Six times last week someone challenged me with the question, “Why do you keep changing?” In each case it was said with a sense of humor laced with anxiety. The confrontations occurred following advanced “peek” discussions of beta versions of upgrades to our Innovation Engineering software tools and Brain Brew Whiskey(e)y bourbons. The tools offer a tenfold increase in innovation speed; the whiskey’s offer 2-to-1 consumer preference. Despite these benefits, passive aggressive resistance remains to both.
In today’s fast-paced world, “grow or die” is a simple yet true slogan. In theory everyone agrees. However, in practice, as one company leader told me recently, “I’m in favor of change for everyone other than me!” She smiled when she said it — acknowledging the ridiculousness of her feelings.
Thinking on it, I’ve identified three factors as to the root cause of resistance.
1. Lack of alignment on the bigger picture mission. The biggest source of resistance may well be a lack of alignment on the greater purpose for the change. Most adults have a very narrow field of view. They’re focused on their work, team or department. To make change happen, we need to help folks understand the bigger picture — the mission that is greater then their personal work. In our world, they need to understand the Blue Card Narrative, or the what and the why that this improvement is important.
2. Bad implementation systems and tools. When those being presented with an improvement don’t have the systems or tools to implement it successfully, they resist. It’s often said that the source of the 95 percent failure rate with innovations is faulty execution. Our research is showing that 94 percent of the time the root cause of faulty execution is faulty work systems and tools. When sales forecasting systems are guesses, not science, or when feedback centers on internal opinions that it takes too long to get customer data, or when innovation teams are isolated from the wisdom of the corporate system, you will have flawed implementation. Conversely, when you have fast systems — five-year diffusion of innovation, monte-carlo forecasts, rapid research in days/minutes, a culture of collaboration — you will have success.
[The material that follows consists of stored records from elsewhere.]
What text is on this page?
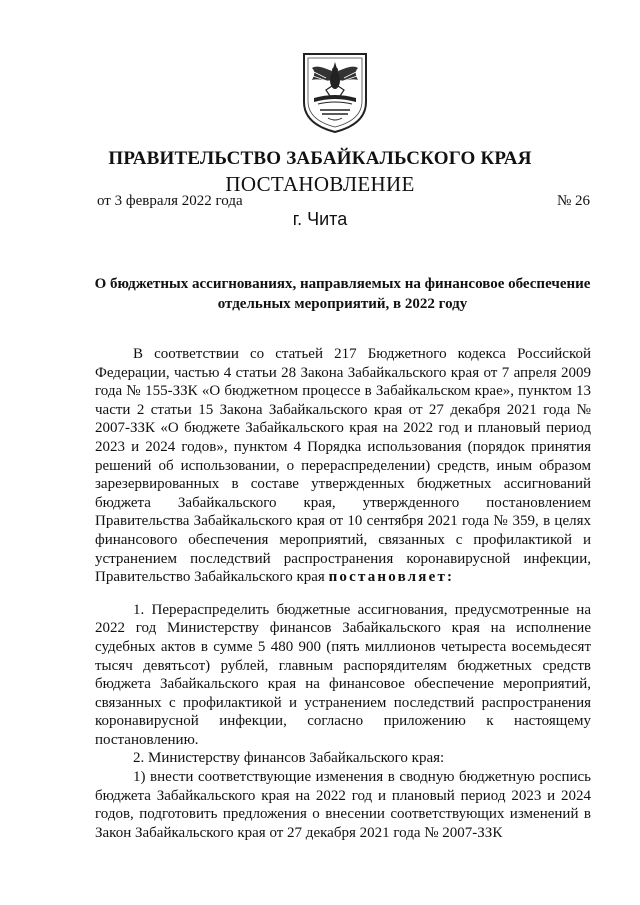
ПРАВИТЕЛЬСТВО ЗАБАЙКАЛЬСКОГО КРАЯ
ПОСТАНОВЛЕНИЕ
от 3 февраля 2022 года	№ 26
г. Чита
О бюджетных ассигнованиях, направляемых на финансовое обеспечение
отдельных мероприятий, в 2022 году

В соответствии со статьей 217 Бюджетного кодекса Российской Федерации, частью 4 статьи 28 Закона Забайкальского края от 7 апреля 2009 года № 155-ЗЗК «О бюджетном процессе в Забайкальском крае», пунктом 13 части 2 статьи 15 Закона Забайкальского края от 27 декабря 2021 года № 2007-ЗЗК «О бюджете Забайкальского края на 2022 год и плановый период 2023 и 2024 годов», пунктом 4 Порядка использования (порядок принятия решений об использовании, о перераспределении) средств, иным образом зарезервированных в составе утвержденных бюджетных ассигнований бюджета Забайкальского края, утвержденного постановлением Правительства Забайкальского края от 10 сентября 2021 года № 359, в целях финансового обеспечения мероприятий, связанных с профилактикой и устранением последствий распространения коронавирусной инфекции, Правительство Забайкальского края постановляет:

1. Перераспределить бюджетные ассигнования, предусмотренные на 2022 год Министерству финансов Забайкальского края на исполнение судебных актов в сумме 5 480 900 (пять миллионов четыреста восемьдесят тысяч девятьсот) рублей, главным распорядителям бюджетных средств бюджета Забайкальского края на финансовое обеспечение мероприятий, связанных с профилактикой и устранением последствий распространения коронавирусной инфекции, согласно приложению к настоящему постановлению.

2. Министерству финансов Забайкальского края:

1) внести соответствующие изменения в сводную бюджетную роспись бюджета Забайкальского края на 2022 год и плановый период 2023 и 2024 годов, подготовить предложения о внесении соответствующих изменений в Закон Забайкальского края от 27 декабря 2021 года № 2007-ЗЗК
3. The benefit/risk ROI is negative. When an improvement is suggested, a mental calculation is made on the benefit of the improvement divided by the risk of failure. Importantly, the weighting is not equal. Research finds that “prevention of a negative” (risk) is 5 times more motivating than the promise of a positive. What this means is that supposedly simple changes with lost cost and impact have very little chance of gaining support. To make change happen, it needs to be meaningful enough/big enough/valuable enough to overcome the natural resistance that comes with any change.
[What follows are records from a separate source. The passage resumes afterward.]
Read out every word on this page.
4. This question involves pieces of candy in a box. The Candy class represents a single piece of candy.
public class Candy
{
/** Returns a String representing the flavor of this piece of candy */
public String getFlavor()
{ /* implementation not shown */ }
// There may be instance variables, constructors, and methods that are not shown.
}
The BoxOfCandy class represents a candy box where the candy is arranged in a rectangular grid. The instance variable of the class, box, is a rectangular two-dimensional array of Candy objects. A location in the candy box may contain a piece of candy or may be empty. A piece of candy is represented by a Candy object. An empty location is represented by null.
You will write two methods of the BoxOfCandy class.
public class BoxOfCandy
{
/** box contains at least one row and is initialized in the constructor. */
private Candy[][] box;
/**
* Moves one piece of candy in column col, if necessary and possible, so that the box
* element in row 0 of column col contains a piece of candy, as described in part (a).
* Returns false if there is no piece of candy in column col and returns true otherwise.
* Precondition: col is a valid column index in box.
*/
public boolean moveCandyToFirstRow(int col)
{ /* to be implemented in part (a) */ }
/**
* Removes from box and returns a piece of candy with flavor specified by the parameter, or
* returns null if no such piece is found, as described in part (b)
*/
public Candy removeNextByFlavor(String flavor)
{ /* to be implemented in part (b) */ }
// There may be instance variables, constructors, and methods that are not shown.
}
This week, as I continue my presentations on our innovation tool and whisk(e)y improvements, I plan to focus on doing three things better than I did last week:
1) Start with PURPOSE to gain alignment at the start;
2) Identify how we can use the SYSTEMS/TOOLS to improve implementation of the SYSTEMS/TOOLS; and
3) Quantify the BENEFIT/RISK ROI — in particular, detail how we are doing greater beta testing than normal and consumer testing of the whiskies.
To me, life is meant to be lived fully. And living fully means never-ending continuous improvement in my self, my personal world and my professional world. I do this because, frankly, it’s more fun, and because the other alternative to growth is death and I’m not a fan of death.